How Low Acid Coffees Can Be Good For You

When you want that little tart spark, acidity can be a very good thing in coffee. It changes the experience from dull to exciting. The tartness comeses from the organic acids which have powerful antioxidant properties and for many, show coffee as a healthy drink.

Unfortunately, many people who love to drink coffee regularly and especially those who enjoy the benefits of caffeine, also have digestive systems that can’t handle lively and healthy organic acids. For these people, low acid coffee is the answer. Certainly, low acid coffee helps people drink without any of the internal burning and acid reflux.

How to find low acid coffees
There are a number of companies that specifically advertise their brands as low acid coffee.

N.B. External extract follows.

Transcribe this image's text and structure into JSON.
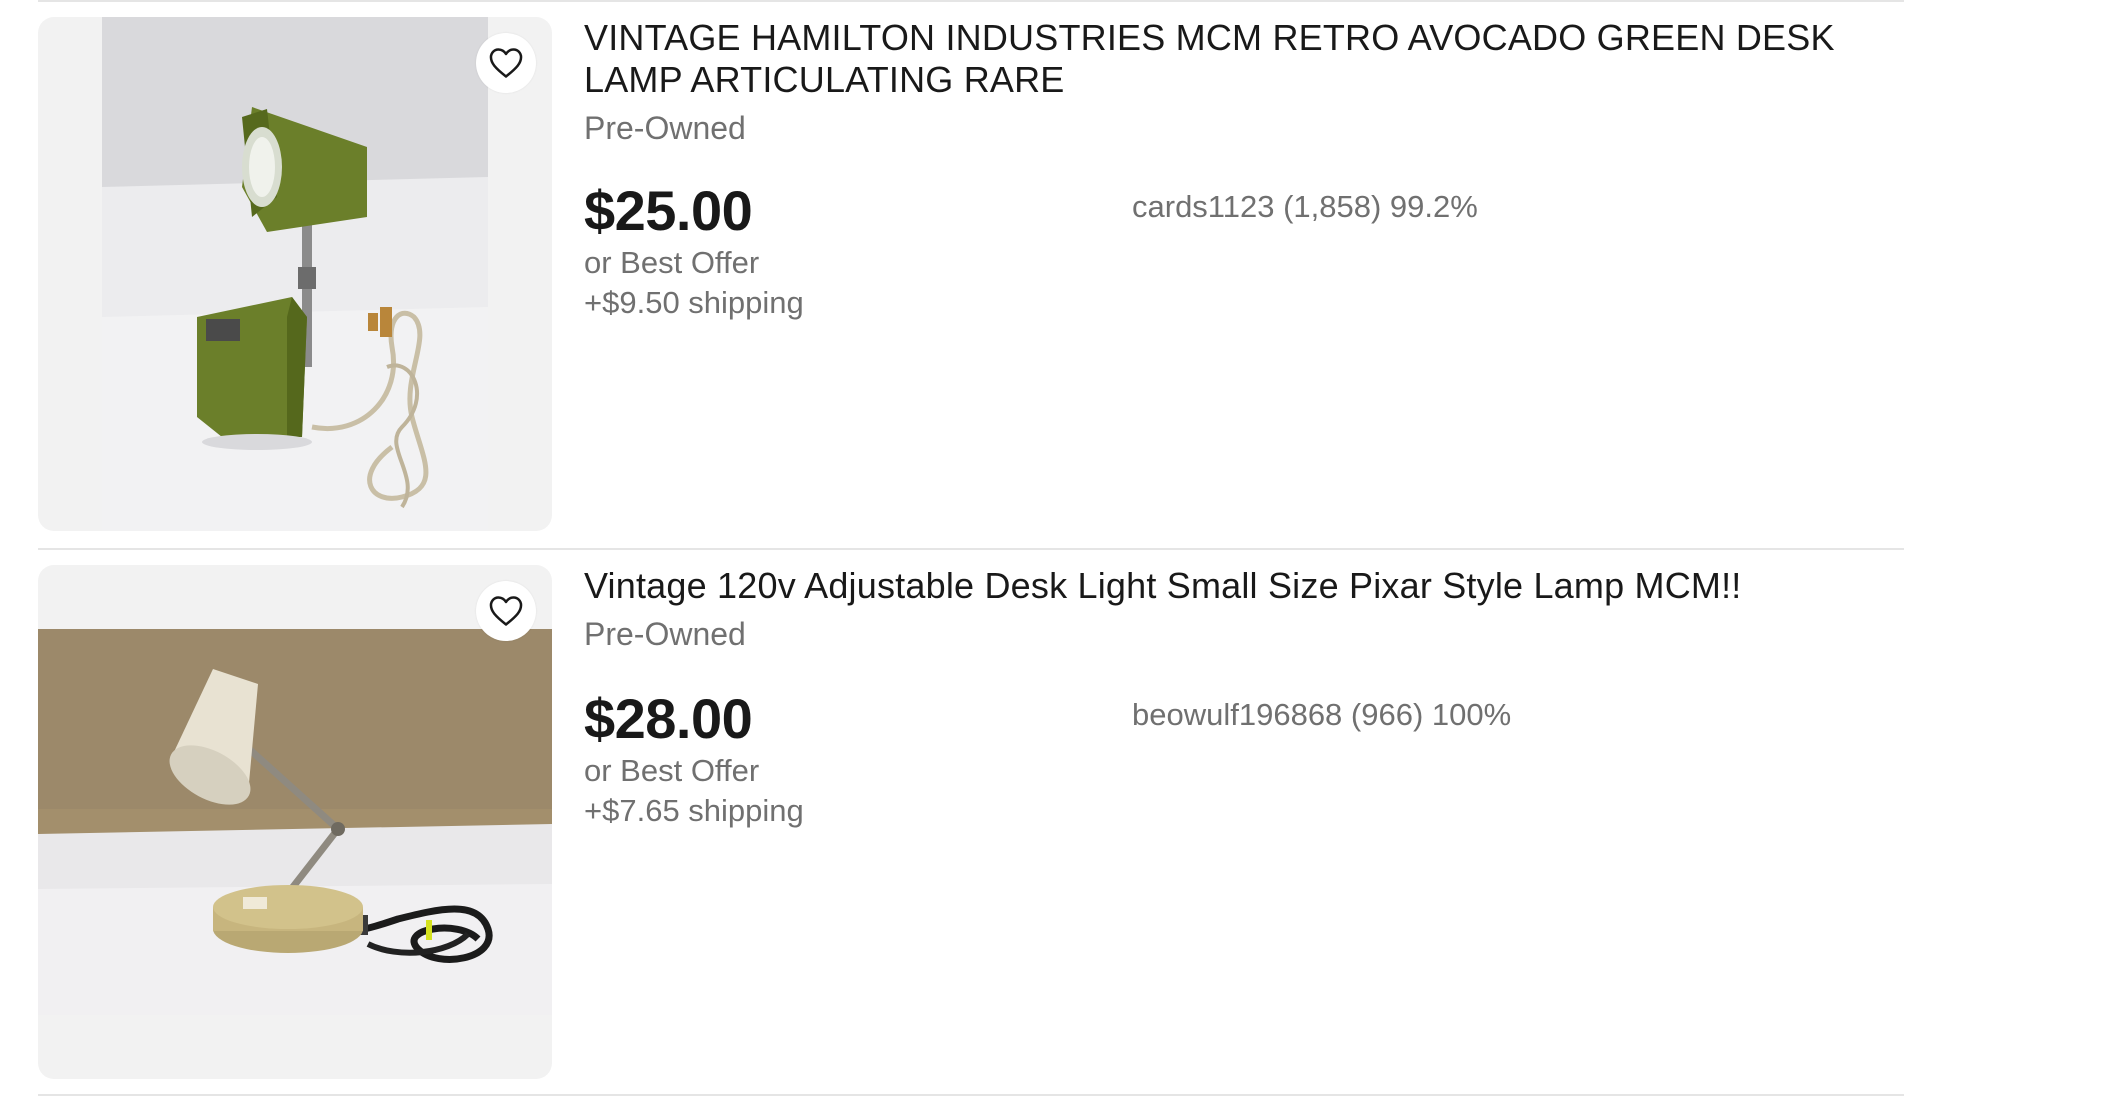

This still represents a very small part of the coffee market and industry, but it is growing as more people have the need for low acid coffee.

All of these companies use quite low-tech methods to reduce the acidity in their coffee. This can be achieved by roasting the coffee beans extremely slowly or interrupting the process, which helps lower the acidity and the aromatics.

Alternately, the green beans can be treated before they are roasted. The waxy outer laying is removed through a steaming process. This reduces the acidity and lowers the aromatics to an acceptable level. The majority of these manufacturers buy their green coffee from certain regions of Brazil that produce a naturally low acid bean.

Using dark roasting to reduce acidity
Some manufacturers take a different approach to providing low acid coffee. They use a process that is called dark roasting and particularly, very dark roasting, which naturally, in unintended ways, considerably reduces the level of acidity in the coffee. These companies didn’t set out to produce low acid coffees, but through an accident of the process used, they are able to supply good quality low acid coffees.

If you prefer a medium or light roasted coffee, then you won’t find it so easy to find a low acid version. Your only option is to locate a coffee manufacturer that uses beans that are much lower than usual in the acidity rating when they are in their raw and unroasted state. They are usually found where much lower growing elevations are used. The lower the elevation for growing, then the less powerful is the acidity. They may also use fruit removal methods to reduce acidity which can mean drying the whole fruit or the fruit pulp.

Brazil leads the world amongst all the producers of naturally made lower acid coffees. Sumatra is also working hard to break into low acid coffee niche markets.